Nov 04 00:25:15 40fa62f dd7538ad9f90[1075]: [info]    Starting API server
Nov 04 00:25:15 40fa62f dd7538ad9f90[1075]: [info]    Supervisor API successfully started on port 48484
Nov 04 00:25:15 40fa62f dd7538ad9f90[1075]: [info]    Applying target state
Nov 04 00:25:15 40fa62f dd7538ad9f90[1075]: [debug]   Ensuring device is provisioned
Nov 04 00:25:16 40fa62f dd7538ad9f90[1075]: [debug]   Starting current state report
Nov 04 00:25:16 40fa62f dd7538ad9f90[1075]: [debug]   Starting target state poll
Nov 04 00:25:16 40fa62f dd7538ad9f90[1075]: [debug]   Spawning journald with: chroot  /mnt/root journalctl -a --follow -o json _SYSTEMD_UNIT=balena.service
Nov 04 00:25:16 40fa62f dd7538ad9f90[1075]: [debug]   Finished applying target state
Nov 04 00:25:16 40fa62f dd7538ad9f90[1075]: [success] Device state apply success
Nov 04 00:25:16 40fa62f dd7538ad9f90[1075]: [info]    Applying target state
Nov 04 00:25:17 40fa62f dd7538ad9f90[1075]: [debug]   Finished applying target state
Nov 04 00:25:17 40fa62f dd7538ad9f90[1075]: [success] Device state apply success
Nov 04 00:25:24 40fa62f dd7538ad9f90[1075]: [info]    VPN connection is active.
Nov 04 00:25:24 40fa62f dd7538ad9f90[1075]: [info]    VPN connection is active.
Nov 04 00:25:24 40fa62f dd7538ad9f90[1075]: [info]    VPN connection is active.
Nov 04 00:25:24 40fa62f dd7538ad9f90[1075]: [info]    VPN connection is active.
Nov 04 00:25:25 40fa62f dd7538ad9f90[1075]: [info]    Internet Connectivity: OK
Nov 04 00:28:04 40fa62f balenad[1075]: time="2020-11-04T00:28:04.000026956Z" level=error msg="Handler for POST /v1.39/containers/create returned error: mount already exists with name"
Nov 04 00:28:04 40fa62f balenad[1075]: balena: Error response from daemon: mount already exists with name.
Nov 04 00:28:04 40fa62f balenad[1075]: See 'balena run --help'.
Nov 04 00:30:13 40fa62f dd7538ad9f90[1075]: [api]     GET /v1/healthy 200 - 18.667 ms
Nov 04 00:31:03 40fa62f systemd[1]: balena.service: Watchdog timeout (limit 6min)!
Nov 04 00:31:03 40fa62f systemd[1]: balena.service: Killing process 1075 (balenad) with signal SIGABRT.
Nov 04 00:31:03 40fa62f balenad[1075]: SIGABRT: abort
Nov 04 00:31:03 40fa62f balenad[1075]: PC=0x45a52c m=0 sigcode=0
...

I’ll keep looking but will probably ask for help from the engine team soon.
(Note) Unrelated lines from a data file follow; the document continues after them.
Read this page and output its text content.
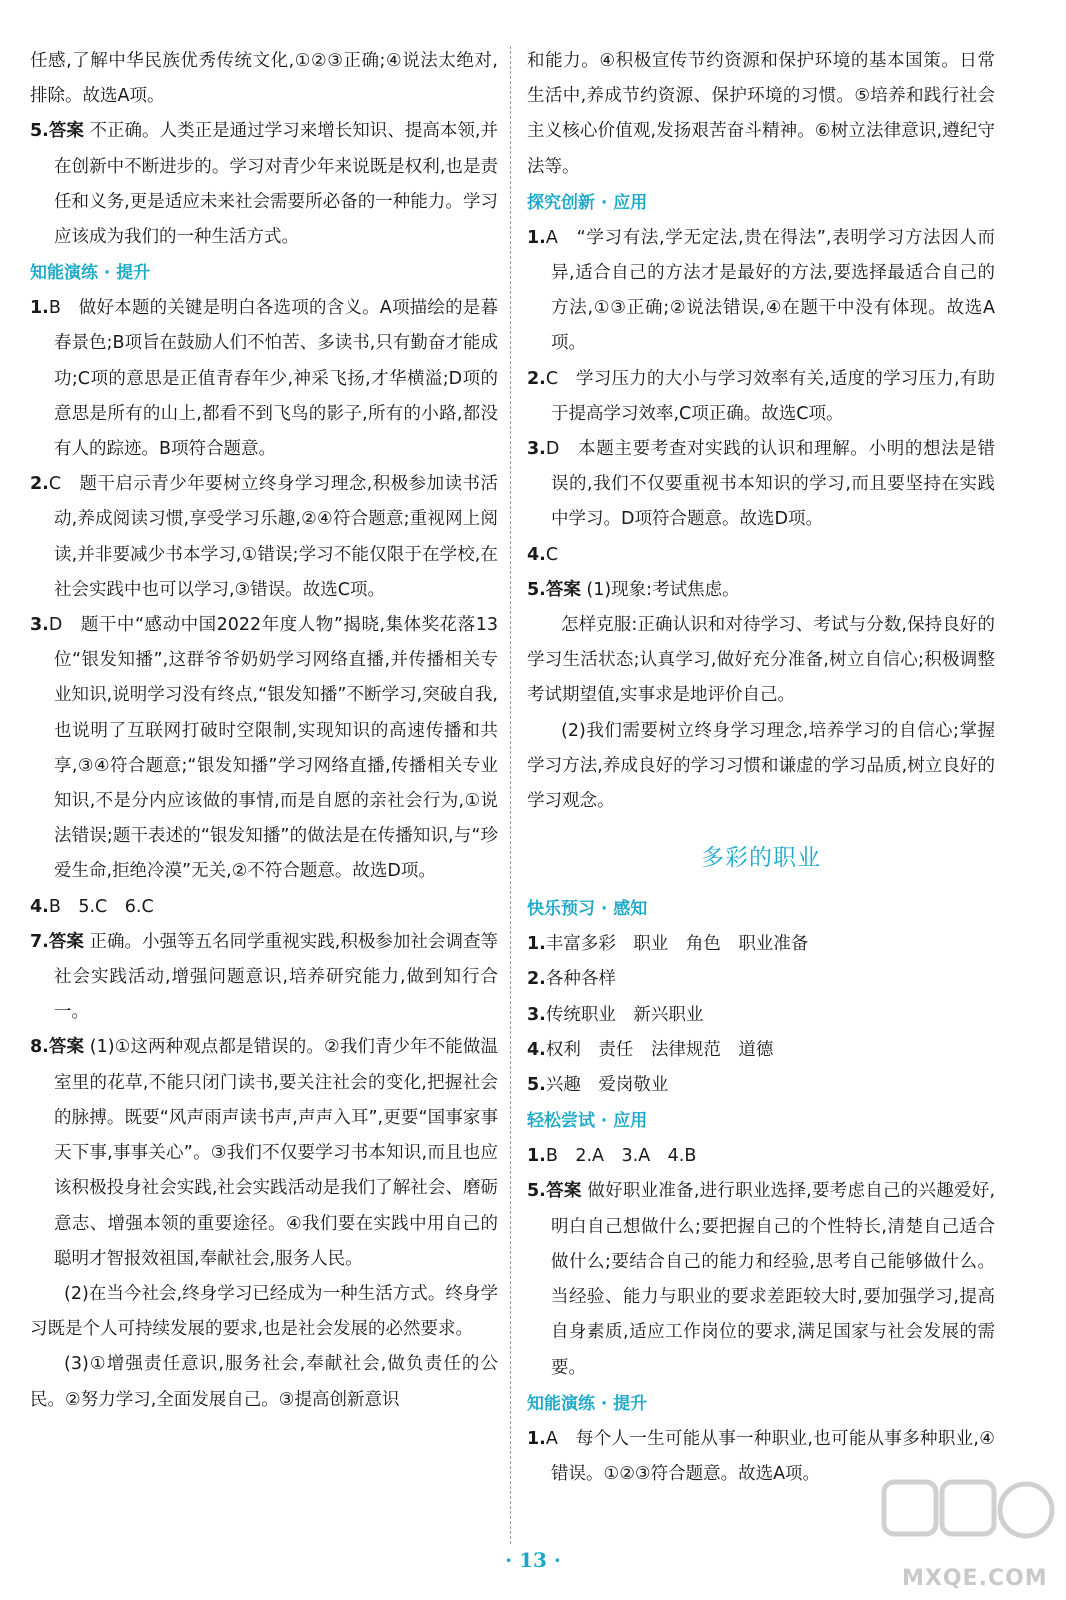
任感,了解中华民族优秀传统文化,①②③正确;④说法太绝对,排除。故选A项。
5.答案 不正确。人类正是通过学习来增长知识、提高本领,并在创新中不断进步的。学习对青少年来说既是权利,也是责任和义务,更是适应未来社会需要所必备的一种能力。学习应该成为我们的一种生活方式。
知能演练 · 提升
1.B　做好本题的关键是明白各选项的含义。A项描绘的是暮春景色;B项旨在鼓励人们不怕苦、多读书,只有勤奋才能成功;C项的意思是正值青春年少,神采飞扬,才华横溢;D项的意思是所有的山上,都看不到飞鸟的影子,所有的小路,都没有人的踪迹。B项符合题意。
2.C　题干启示青少年要树立终身学习理念,积极参加读书活动,养成阅读习惯,享受学习乐趣,②④符合题意;重视网上阅读,并非要减少书本学习,①错误;学习不能仅限于在学校,在社会实践中也可以学习,③错误。故选C项。
3.D　题干中“感动中国2022年度人物”揭晓,集体奖花落13位“银发知播”,这群爷爷奶奶学习网络直播,并传播相关专业知识,说明学习没有终点,“银发知播”不断学习,突破自我,也说明了互联网打破时空限制,实现知识的高速传播和共享,③④符合题意;“银发知播”学习网络直播,传播相关专业知识,不是分内应该做的事情,而是自愿的亲社会行为,①说法错误;题干表述的“银发知播”的做法是在传播知识,与“珍爱生命,拒绝冷漠”无关,②不符合题意。故选D项。
4.B　5.C　6.C
7.答案 正确。小强等五名同学重视实践,积极参加社会调查等社会实践活动,增强问题意识,培养研究能力,做到知行合一。
8.答案 (1)①这两种观点都是错误的。②我们青少年不能做温室里的花草,不能只闭门读书,要关注社会的变化,把握社会的脉搏。既要“风声雨声读书声,声声入耳”,更要“国事家事天下事,事事关心”。③我们不仅要学习书本知识,而且也应该积极投身社会实践,社会实践活动是我们了解社会、磨砺意志、增强本领的重要途径。④我们要在实践中用自己的聪明才智报效祖国,奉献社会,服务人民。
(2)在当今社会,终身学习已经成为一种生活方式。终身学习既是个人可持续发展的要求,也是社会发展的必然要求。
(3)①增强责任意识,服务社会,奉献社会,做负责任的公民。②努力学习,全面发展自己。③提高创新意识
和能力。④积极宣传节约资源和保护环境的基本国策。日常生活中,养成节约资源、保护环境的习惯。⑤培养和践行社会主义核心价值观,发扬艰苦奋斗精神。⑥树立法律意识,遵纪守法等。
探究创新 · 应用
1.A　“学习有法,学无定法,贵在得法”,表明学习方法因人而异,适合自己的方法才是最好的方法,要选择最适合自己的方法,①③正确;②说法错误,④在题干中没有体现。故选A项。
2.C　学习压力的大小与学习效率有关,适度的学习压力,有助于提高学习效率,C项正确。故选C项。
3.D　本题主要考查对实践的认识和理解。小明的想法是错误的,我们不仅要重视书本知识的学习,而且要坚持在实践中学习。D项符合题意。故选D项。
4.C
5.答案 (1)现象:考试焦虑。
怎样克服:正确认识和对待学习、考试与分数,保持良好的学习生活状态;认真学习,做好充分准备,树立自信心;积极调整考试期望值,实事求是地评价自己。
(2)我们需要树立终身学习理念,培养学习的自信心;掌握学习方法,养成良好的学习习惯和谦虚的学习品质,树立良好的学习观念。
多彩的职业
快乐预习 · 感知
1.丰富多彩　职业　角色　职业准备
2.各种各样
3.传统职业　新兴职业
4.权利　责任　法律规范　道德
5.兴趣　爱岗敬业
轻松尝试 · 应用
1.B　2.A　3.A　4.B
5.答案 做好职业准备,进行职业选择,要考虑自己的兴趣爱好,明白自己想做什么;要把握自己的个性特长,清楚自己适合做什么;要结合自己的能力和经验,思考自己能够做什么。当经验、能力与职业的要求差距较大时,要加强学习,提高自身素质,适应工作岗位的要求,满足国家与社会发展的需要。
知能演练 · 提升
1.A　每个人一生可能从事一种职业,也可能从事多种职业,④错误。①②③符合题意。故选A项。
· 13 ·
MXQE.COM
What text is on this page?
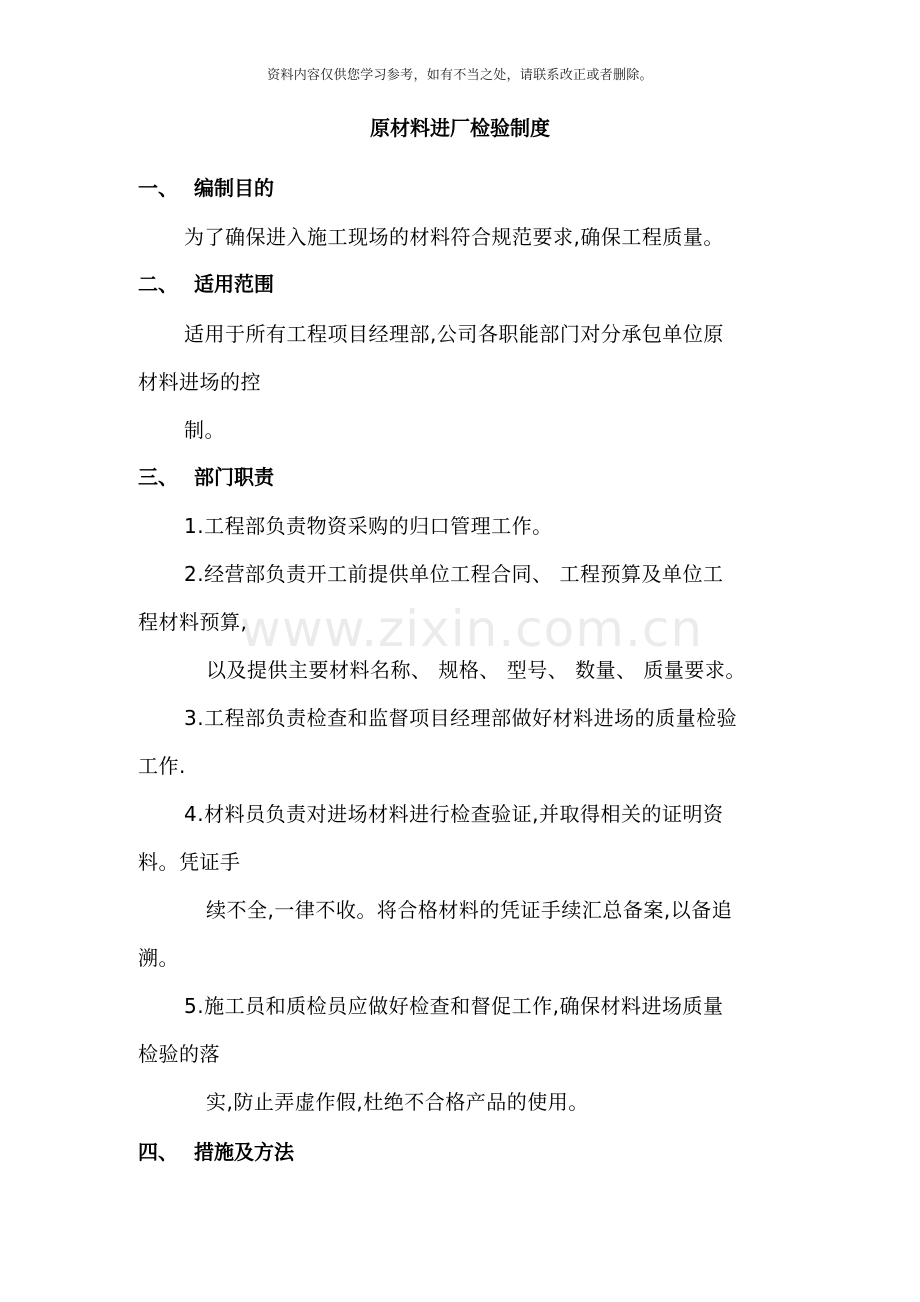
资料内容仅供您学习参考，如有不当之处，请联系改正或者删除。
原材料进厂检验制度
www.zixin.com.cn
一、 编制目的
为了确保进入施工现场的材料符合规范要求,确保工程质量。
二、 适用范围
适用于所有工程项目经理部,公司各职能部门对分承包单位原
材料进场的控
制。
三、 部门职责
1.工程部负责物资采购的归口管理工作。
2.经营部负责开工前提供单位工程合同、 工程预算及单位工
程材料预算,
以及提供主要材料名称、 规格、 型号、 数量、 质量要求。
3.工程部负责检查和监督项目经理部做好材料进场的质量检验
工作.
4.材料员负责对进场材料进行检查验证,并取得相关的证明资
料。凭证手
续不全,一律不收。将合格材料的凭证手续汇总备案,以备追
溯。
5.施工员和质检员应做好检查和督促工作,确保材料进场质量
检验的落
实,防止弄虚作假,杜绝不合格产品的使用。
四、 措施及方法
Yeah, I totally agree that not knowing the cause isn’t a good outcome. I could do some testing to find which version in the v11.4.10 to v12.1.1 range fixed the issue and see what changes were made to further provide a concrete answer.

Hey Adam, I’ve asked our devices team if we should expect a new OS release for your device and if someone from the engine team could help out with the error we saw. I’ll see if I can find out which version in the Supervisor stops the “network changes detected” log to appear.

Ok, much appreciated on both fronts.